Mary Smrcka, of Custer, is restoring one of the old national forest cabins. It sits above a creek in an otherwise dead-silent pocket of forest near the Black Elk Wilderness.

“Isn’t this just wonderful?” she said during a recent visit to the cabin. “Who could be as lucky as this? It’s just plain grand.”

Smcrka was working as a hospital lab tech when she bought the cabin.

“And you need a break,” she said. “You need a place that’s so different and so uplifting, really, and the natural surroundings are helpful. It helps you recuperate from that job.”

Now she’s retired and spends hours reading and relaxing at the cabin with her dog.

Mary Smrcka picks wild raspberries near her cabin in the Black Hills National Forest while her dogs crosses over a creek on a bridge. (Seth Tupper/SDPB)

For everyone else: Camp Remington

Not everyone can own a wilderness cabin, but there is a way for the rest of us to enjoy a private cabin in a public forest.

The Episcopal Diocese of South Dakota built Camp Remington as a clergy retreat in the 1920s. The three cabins are closed this summer during the pandemic, but otherwise, they’re available to rent for $35 a night.

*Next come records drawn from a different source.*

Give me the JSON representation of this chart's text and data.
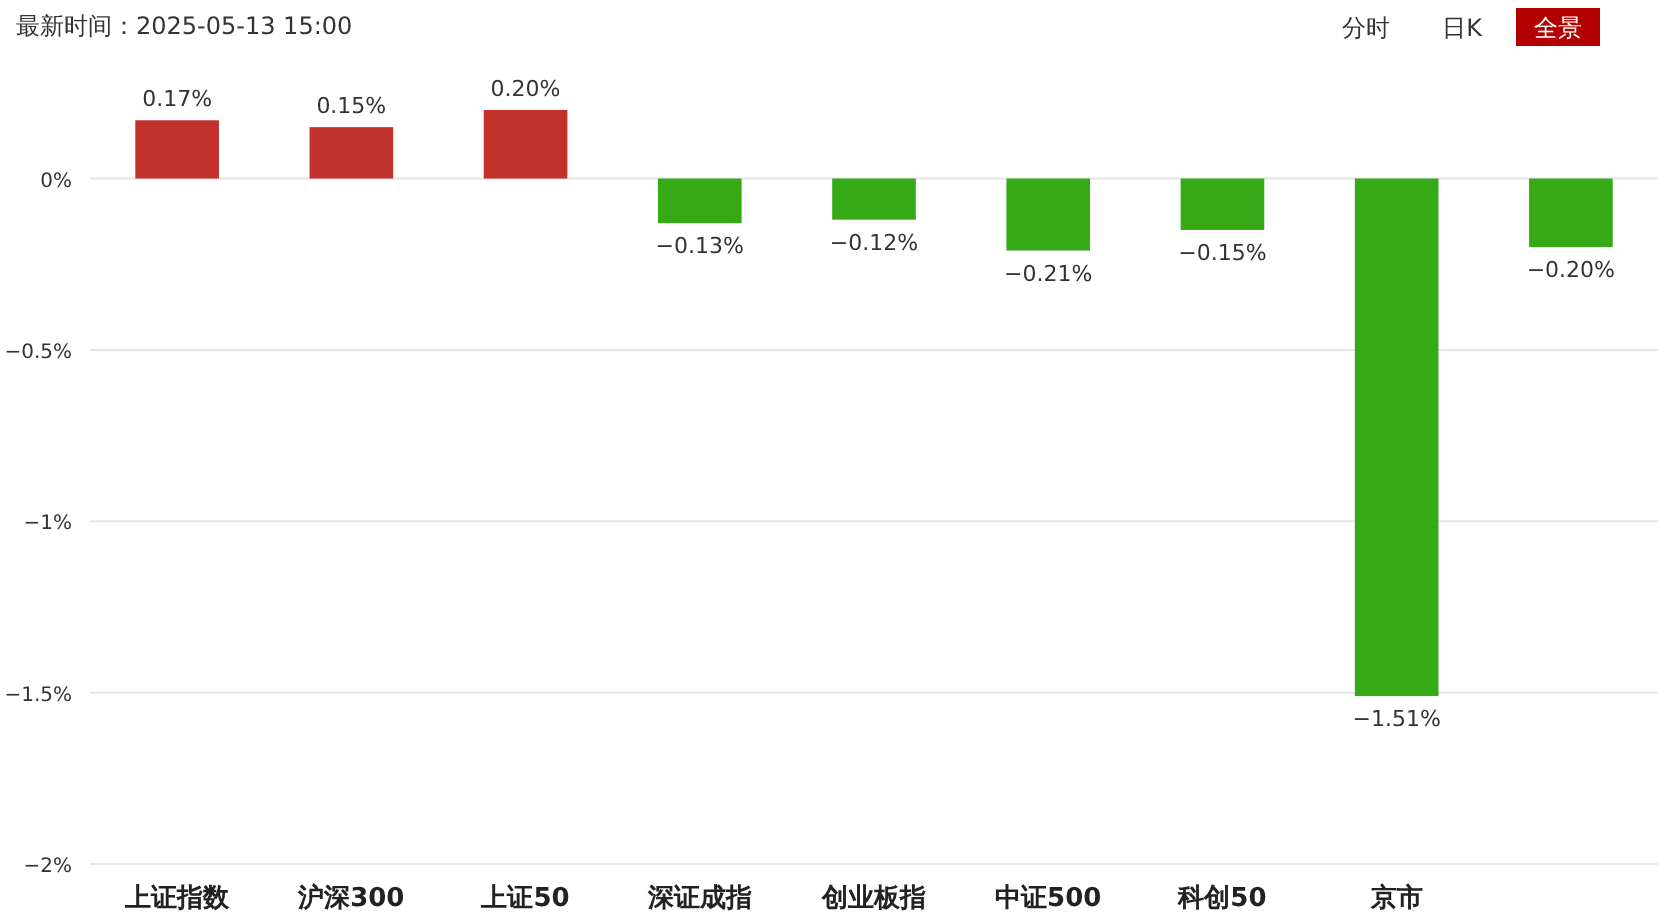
{
  "chart_data": {
    "type": "bar",
    "title": "最新时间：2025-05-13 15:00",
    "annotations": [
      "分时",
      "日K",
      "全景"
    ],
    "categories": [
      "上证指数",
      "沪深300",
      "上证50",
      "深证成指",
      "创业板指",
      "中证500",
      "科创50",
      "京市",
      null
    ],
    "values": [
      0.17,
      0.15,
      0.2,
      -0.13,
      -0.12,
      -0.21,
      -0.15,
      -1.51,
      -0.2
    ],
    "colors": [
      "#c1322d",
      "#c1322d",
      "#c1322d",
      "#36a917",
      "#36a917",
      "#36a917",
      "#36a917",
      "#36a917",
      "#36a917"
    ],
    "value_labels": [
      "0.17%",
      "0.15%",
      "0.20%",
      "−0.13%",
      "−0.12%",
      "−0.21%",
      "−0.15%",
      "−1.51%",
      "−0.20%"
    ],
    "ylim": [
      -2,
      0.2
    ],
    "yticks": [
      {
        "value": 0,
        "label": "0%"
      },
      {
        "value": -0.5,
        "label": "−0.5%"
      },
      {
        "value": -1,
        "label": "−1%"
      },
      {
        "value": -1.5,
        "label": "−1.5%"
      },
      {
        "value": -2,
        "label": "−2%"
      }
    ],
    "grid": "y"
  }
}
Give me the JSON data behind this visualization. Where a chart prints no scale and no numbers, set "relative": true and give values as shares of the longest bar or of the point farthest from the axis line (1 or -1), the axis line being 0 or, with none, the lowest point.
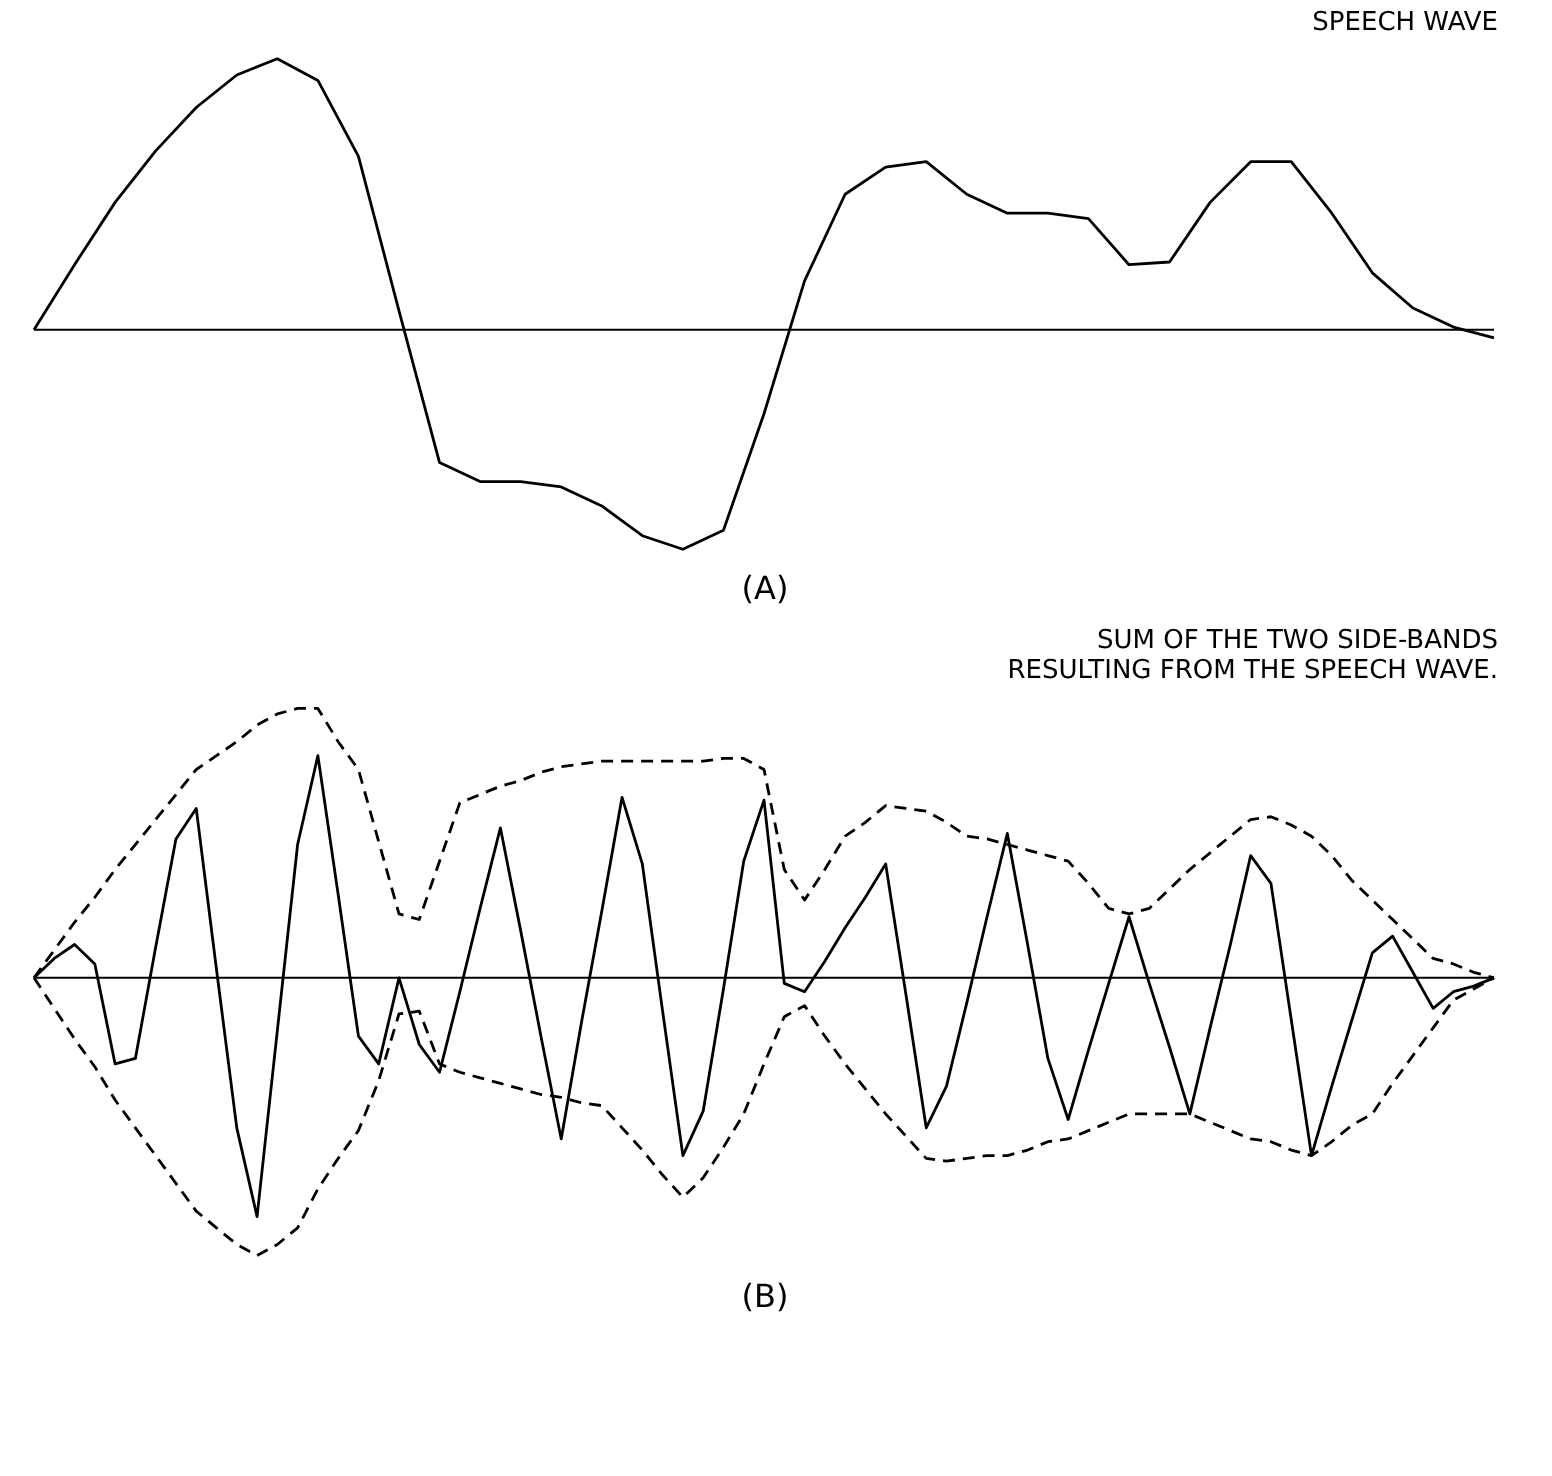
{
  "chart_data": [
    {
      "type": "line",
      "relative": true,
      "title": "SPEECH WAVE",
      "xlabel": "(A)",
      "line_style": "solid",
      "categories": [
        null,
        null,
        null,
        null,
        null,
        null,
        null,
        null,
        null,
        null,
        null,
        null,
        null,
        null,
        null,
        null,
        null,
        null,
        null,
        null,
        null,
        null,
        null,
        null,
        null,
        null,
        null,
        null,
        null,
        null,
        null,
        null,
        null,
        null,
        null,
        null,
        null
      ],
      "series": [
        {
          "color": "#000000",
          "values": [
            0,
            0.24,
            0.47,
            0.66,
            0.82,
            0.94,
            1.0,
            0.92,
            0.64,
            0.07,
            -0.49,
            -0.56,
            -0.56,
            -0.58,
            -0.65,
            -0.76,
            -0.81,
            -0.74,
            -0.31,
            0.18,
            0.5,
            0.6,
            0.62,
            0.5,
            0.43,
            0.43,
            0.41,
            0.24,
            0.25,
            0.47,
            0.62,
            0.62,
            0.43,
            0.21,
            0.08,
            0.01,
            -0.03
          ]
        }
      ]
    },
    {
      "type": "line",
      "relative": true,
      "title": "SUM OF THE TWO SIDE-BANDS\nRESULTING FROM THE SPEECH WAVE.",
      "xlabel": "(B)",
      "categories": [
        null,
        null,
        null,
        null,
        null,
        null,
        null,
        null,
        null,
        null,
        null,
        null,
        null,
        null,
        null,
        null,
        null,
        null,
        null,
        null,
        null,
        null,
        null,
        null,
        null,
        null,
        null,
        null,
        null,
        null,
        null,
        null,
        null,
        null,
        null,
        null,
        null,
        null,
        null,
        null,
        null,
        null,
        null,
        null,
        null,
        null,
        null,
        null,
        null,
        null,
        null,
        null,
        null,
        null,
        null,
        null,
        null,
        null,
        null,
        null,
        null,
        null,
        null,
        null,
        null,
        null,
        null,
        null,
        null,
        null,
        null,
        null,
        null
      ],
      "series": [
        {
          "color": "#000000",
          "line_style": "solid",
          "values": [
            0,
            0.07,
            0.12,
            0.05,
            -0.31,
            -0.29,
            0.11,
            0.5,
            0.61,
            0.03,
            -0.54,
            -0.86,
            -0.19,
            0.48,
            0.8,
            0.3,
            -0.21,
            -0.31,
            0,
            -0.24,
            -0.34,
            -0.05,
            0.25,
            0.54,
            0.17,
            -0.21,
            -0.58,
            -0.16,
            0.24,
            0.65,
            0.41,
            -0.12,
            -0.64,
            -0.48,
            -0.04,
            0.42,
            0.64,
            -0.02,
            -0.05,
            0.06,
            0.18,
            0.29,
            0.41,
            -0.06,
            -0.54,
            -0.39,
            -0.09,
            0.22,
            0.52,
            0.12,
            -0.29,
            -0.51,
            -0.26,
            -0.02,
            0.22,
            -0.02,
            -0.25,
            -0.49,
            -0.18,
            0.12,
            0.44,
            0.34,
            -0.15,
            -0.64,
            -0.39,
            -0.15,
            0.09,
            0.15,
            0.02,
            -0.11,
            -0.05,
            -0.03,
            0
          ]
        },
        {
          "color": "#000000",
          "line_style": "dashed",
          "values": [
            0,
            0.1,
            0.2,
            0.29,
            0.39,
            0.48,
            0.57,
            0.66,
            0.75,
            0.8,
            0.85,
            0.91,
            0.95,
            0.97,
            0.97,
            0.85,
            0.75,
            0.49,
            0.23,
            0.21,
            0.42,
            0.63,
            0.66,
            0.69,
            0.71,
            0.74,
            0.76,
            0.77,
            0.78,
            0.78,
            0.78,
            0.78,
            0.78,
            0.78,
            0.79,
            0.79,
            0.75,
            0.39,
            0.28,
            0.39,
            0.51,
            0.56,
            0.62,
            0.61,
            0.6,
            0.56,
            0.51,
            0.5,
            0.48,
            0.46,
            0.44,
            0.42,
            0.34,
            0.25,
            0.23,
            0.25,
            0.32,
            0.39,
            0.45,
            0.51,
            0.57,
            0.58,
            0.55,
            0.51,
            0.44,
            0.35,
            0.28,
            0.21,
            0.14,
            0.07,
            0.05,
            0.02,
            0
          ]
        },
        {
          "color": "#000000",
          "line_style": "dashed",
          "values": [
            0,
            -0.11,
            -0.22,
            -0.32,
            -0.44,
            -0.54,
            -0.64,
            -0.74,
            -0.84,
            -0.9,
            -0.96,
            -1.0,
            -0.96,
            -0.9,
            -0.76,
            -0.65,
            -0.55,
            -0.37,
            -0.13,
            -0.12,
            -0.31,
            -0.34,
            -0.36,
            -0.38,
            -0.4,
            -0.42,
            -0.43,
            -0.45,
            -0.46,
            -0.54,
            -0.62,
            -0.71,
            -0.79,
            -0.72,
            -0.61,
            -0.49,
            -0.31,
            -0.14,
            -0.1,
            -0.21,
            -0.31,
            -0.4,
            -0.49,
            -0.57,
            -0.65,
            -0.66,
            -0.65,
            -0.64,
            -0.64,
            -0.62,
            -0.59,
            -0.58,
            -0.55,
            -0.52,
            -0.49,
            -0.49,
            -0.49,
            -0.49,
            -0.52,
            -0.55,
            -0.58,
            -0.59,
            -0.62,
            -0.64,
            -0.59,
            -0.53,
            -0.49,
            -0.38,
            -0.28,
            -0.18,
            -0.08,
            -0.04,
            0
          ]
        }
      ]
    }
  ]
}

The cabins are allowed on public land through a Forest Service lease. They have many of the same traits as the privately owned cabins – like no running water and no electricity.

Key Parker is one of the Camp Remington caretakers. He said it’s the perfect place for people who crave solitude.

“It’s just real peaceful sitting out here. And you can relax,” Parker said, “like no place else.”

-Seth Tupper is SDPB's business and economic development reporter.